Na terça (11), ambas as empresas anunciaram que vão promover em conjunto o avião de transporte brasileiro KC-390, mirando inicialmente a Força Aérea Sueca. "O 390 está sendo analisado. A decisão, porém, não deve sair tão cedo", afirmou. A Suécia opera hoje cinco antigos C-130 Hércules americanos.

Para ele, a eventual entrada na Otan estreitará laços da aliança com o Brasil por meio da troca já existente com a Suécia, mas ele evita falar em negócios. O KC-390 já foi comprado por três membros da Otan.

O secretário afirma ainda que a indústria sueca, e europeia em geral, tem um grande desafio em duas velocidades. Primeiro, no curto prazo, ampliar a capacidade de produção já existente, particularmente em munição. "A Ucrânia tem gastado em dois, três meses, toda a produção ocidental de um ano", afirma.

A União Europeia lançou um plano de € 2 bilhões (R$ 10,8 bilhões) para ampliar a produção de obuses, visando manter o esforço de guerra da Ucrânia sem prejudicar ainda mais os arsenais locais. "Isso vai levar anos", disse Sandwall. No longo prazo, ele vê a necessidade de investimentos em novas tecnologias, no campo cibernético em especial. Ele não chega a dizer que a Europa precisa fazer frente à superioridade americana, dona de 40% do orçamento militar do mundo, mas diz que o continente precisa "se reforçar".

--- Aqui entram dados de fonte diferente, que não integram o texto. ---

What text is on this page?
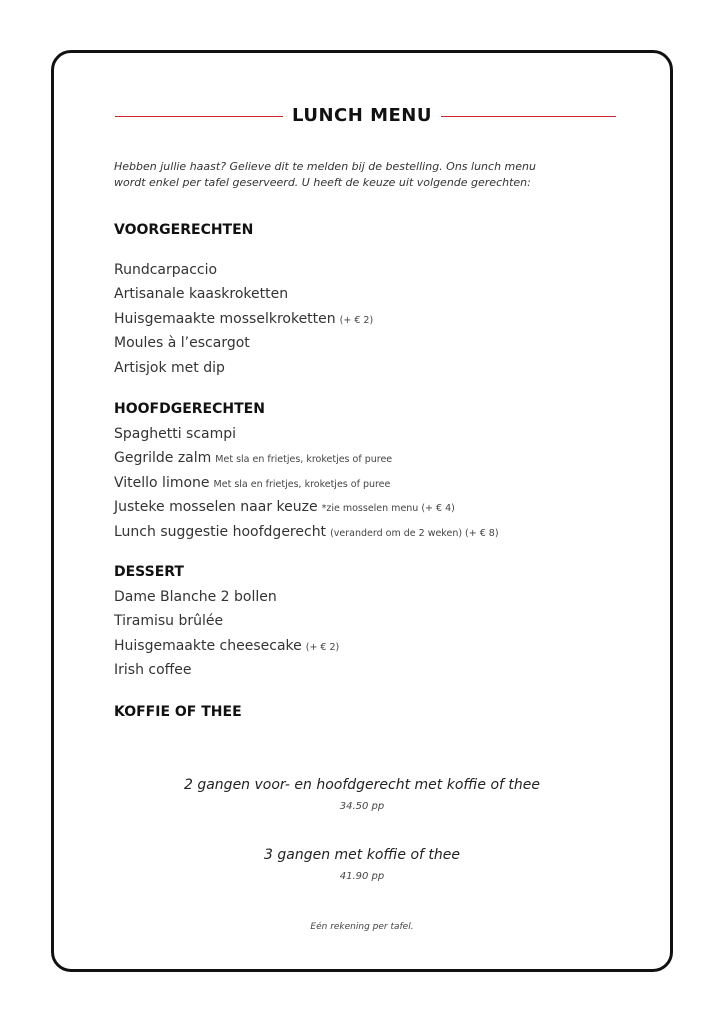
LUNCH MENU
Hebben jullie haast? Gelieve dit te melden bij de bestelling. Ons lunch menu
wordt enkel per tafel geserveerd. U heeft de keuze uit volgende gerechten:
VOORGERECHTEN
Rundcarpaccio
Artisanale kaaskroketten
Huisgemaakte mosselkroketten (+ € 2)
Moules à l’escargot
Artisjok met dip
HOOFDGERECHTEN
Spaghetti scampi
Gegrilde zalm Met sla en frietjes, kroketjes of puree
Vitello limone Met sla en frietjes, kroketjes of puree
Justeke mosselen naar keuze *zie mosselen menu (+ € 4)
Lunch suggestie hoofdgerecht (veranderd om de 2 weken) (+ € 8)
DESSERT
Dame Blanche 2 bollen
Tiramisu brûlée
Huisgemaakte cheesecake (+ € 2)
Irish coffee
KOFFIE OF THEE
2 gangen voor- en hoofdgerecht met koffie of thee
34.50 pp
3 gangen met koffie of thee
41.90 pp
Eén rekening per tafel.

"Os laços transatlânticos são importantes", afirma, preferindo não falar sobre as dificuldades que a grande relação comercial da UE com a China, rival estratégica dos EUA na Guerra Fria 2.0 e aliada da Rússia, lança sobre o cenário.

Do ponto de vista prático, ele diz que Estocolmo está pronta para aderir. "Treinamos juntos há anos e temos já a experiência com nossos vizinhos", diz, referindo-se à unificação operacional das Forças Aéreas dos quatro países nórdicos, anunciada no mês passado.